It will be 20 years this summer since God opened my eyes to my sin, forgave me, and sealed me forever with His Spirit.
It's been 31 years that I have attended church.
While the story of Elijah is not as commonly told as, say, Moses and the burning bush or Noah's Ark or the birth of Jesus, it's still one I've heard many times.
And yet somehow, after all these years, I've still learned something from it that is literally transforming my relationship with the Lord.
Please, let it do the same for you!
In 1 Kings 19 we read about a very discouraged Elijah. Up to this point, he has been incredibly faithful and performed some insanely miraculous stuff. But now he's running for his life and convinced that all he's done has not accomplished a blessed thing. He's sure that he's the only one left of God's people.
After taking care of Elijah for a time, God tells him to stand on a mountain.

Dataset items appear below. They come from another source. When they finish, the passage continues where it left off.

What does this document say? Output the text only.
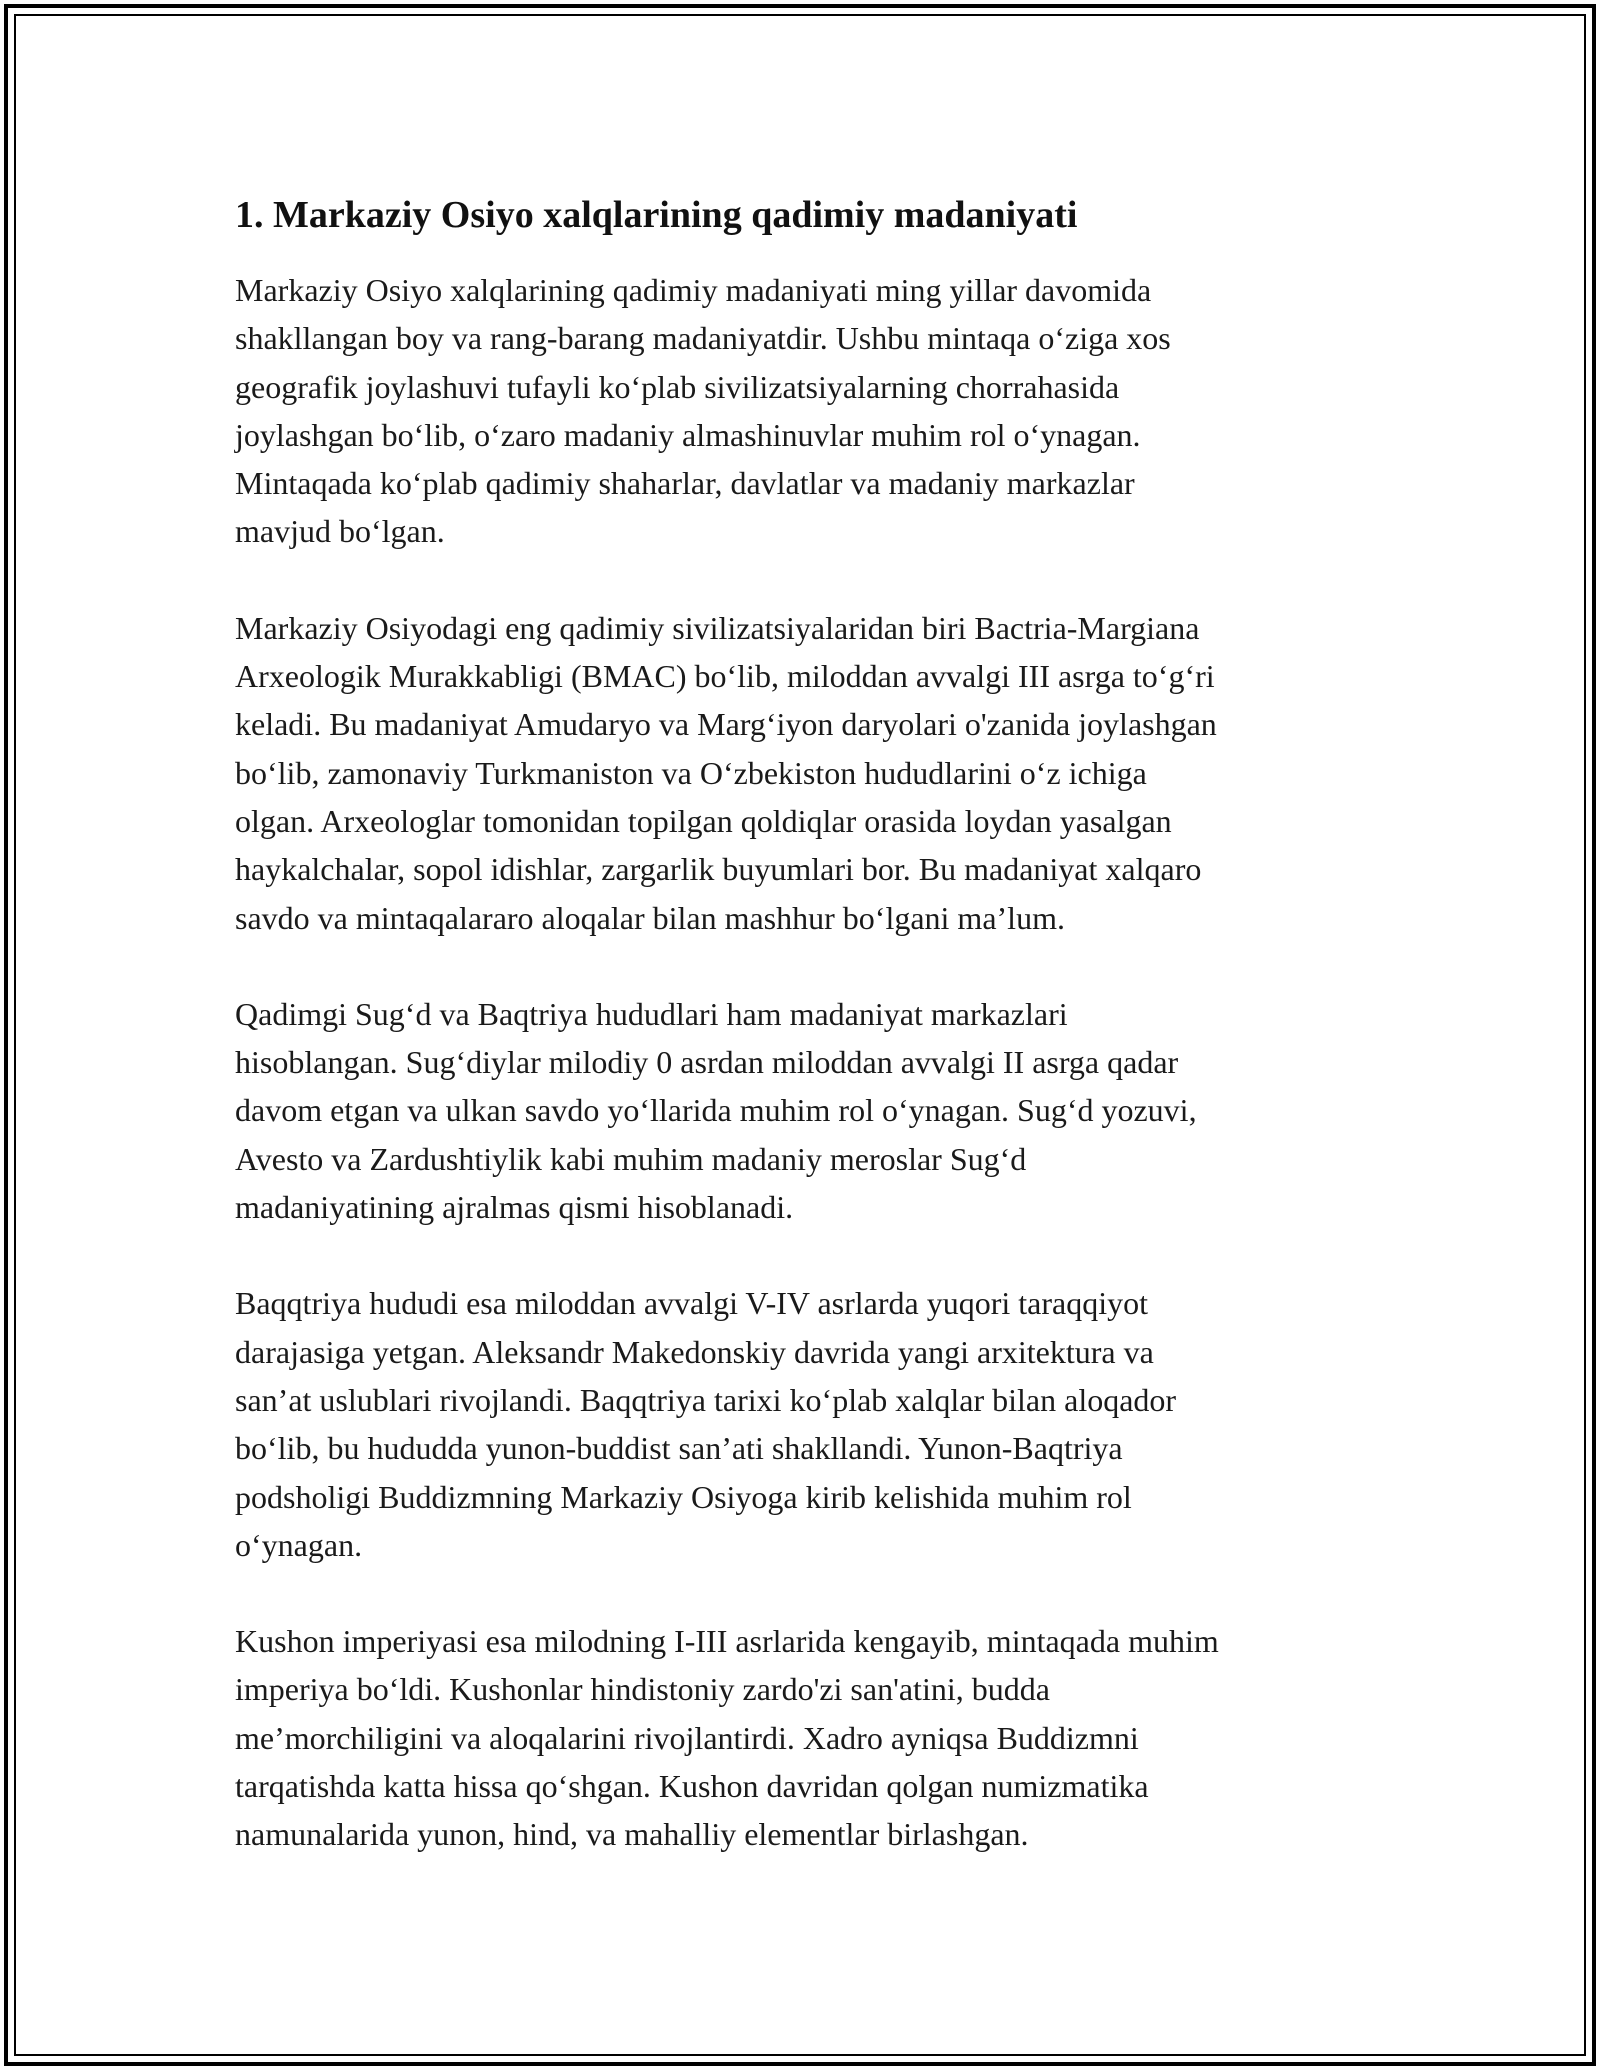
1. Markaziy Osiyo xalqlarining qadimiy madaniyati

Markaziy Osiyo xalqlarining qadimiy madaniyati ming yillar davomida
shakllangan boy va rang-barang madaniyatdir. Ushbu mintaqa o‘ziga xos
geografik joylashuvi tufayli ko‘plab sivilizatsiyalarning chorrahasida
joylashgan bo‘lib, o‘zaro madaniy almashinuvlar muhim rol o‘ynagan.
Mintaqada ko‘plab qadimiy shaharlar, davlatlar va madaniy markazlar
mavjud bo‘lgan.

Markaziy Osiyodagi eng qadimiy sivilizatsiyalaridan biri Bactria-Margiana
Arxeologik Murakkabligi (BMAC) bo‘lib, miloddan avvalgi III asrga to‘g‘ri
keladi. Bu madaniyat Amudaryo va Marg‘iyon daryolari o'zanida joylashgan
bo‘lib, zamonaviy Turkmaniston va O‘zbekiston hududlarini o‘z ichiga
olgan. Arxeologlar tomonidan topilgan qoldiqlar orasida loydan yasalgan
haykalchalar, sopol idishlar, zargarlik buyumlari bor. Bu madaniyat xalqaro
savdo va mintaqalararo aloqalar bilan mashhur bo‘lgani ma’lum.

Qadimgi Sug‘d va Baqtriya hududlari ham madaniyat markazlari
hisoblangan. Sug‘diylar milodiy 0 asrdan miloddan avvalgi II asrga qadar
davom etgan va ulkan savdo yo‘llarida muhim rol o‘ynagan. Sug‘d yozuvi,
Avesto va Zardushtiylik kabi muhim madaniy meroslar Sug‘d
madaniyatining ajralmas qismi hisoblanadi.

Baqqtriya hududi esa miloddan avvalgi V-IV asrlarda yuqori taraqqiyot
darajasiga yetgan. Aleksandr Makedonskiy davrida yangi arxitektura va
san’at uslublari rivojlandi. Baqqtriya tarixi ko‘plab xalqlar bilan aloqador
bo‘lib, bu hududda yunon-buddist san’ati shakllandi. Yunon-Baqtriya
podsholigi Buddizmning Markaziy Osiyoga kirib kelishida muhim rol
o‘ynagan.

Kushon imperiyasi esa milodning I-III asrlarida kengayib, mintaqada muhim
imperiya bo‘ldi. Kushonlar hindistoniy zardo'zi san'atini, budda
me’morchiligini va aloqalarini rivojlantirdi. Xadro ayniqsa Buddizmni
tarqatishda katta hissa qo‘shgan. Kushon davridan qolgan numizmatika
namunalarida yunon, hind, va mahalliy elementlar birlashgan.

Behold, the Lord was passing by!
We know what happens next. But have we really paid attention to what happens next?
A great and strong wind was rending the mountains and breaking in pieces the rocks before the Lord...
The wind was literally strong enough to start breaking the mountain into bits! Talk about LOUD. And scary!
but the Lord was not in the wind.
That was a pretty awesome display there, God. If it were me, I'd totally be in the wind!
And after the wind an earthquake, but the Lord was not in the earthquake. After the earthquake a fire, but the Lord was not in the fire; and after the fire...
a voice of gentle silence.
Elijah knew immediately that God was in that audible silence.
And God told Elijah that he was not alone, so get back to work (1 Kings 19:11-18).
I know this story. You know this story. We know that God's voice is often barely a whisper. But why have I not been listening? Why haven't I been able to hear?
At a prayer retreat this past weekend, our teacher said this of His whisper: it is often just a simple thought.
How long, Church, will we wait for Him to blow a mountain apart? How long will we ignore Him while we wait for Him to speak?
Yes, God is in the wind sometimes. But usually? He's in that passing thought.
Don't let that "thought" pass by.
And now, in expectation, I listen. And I hear Him.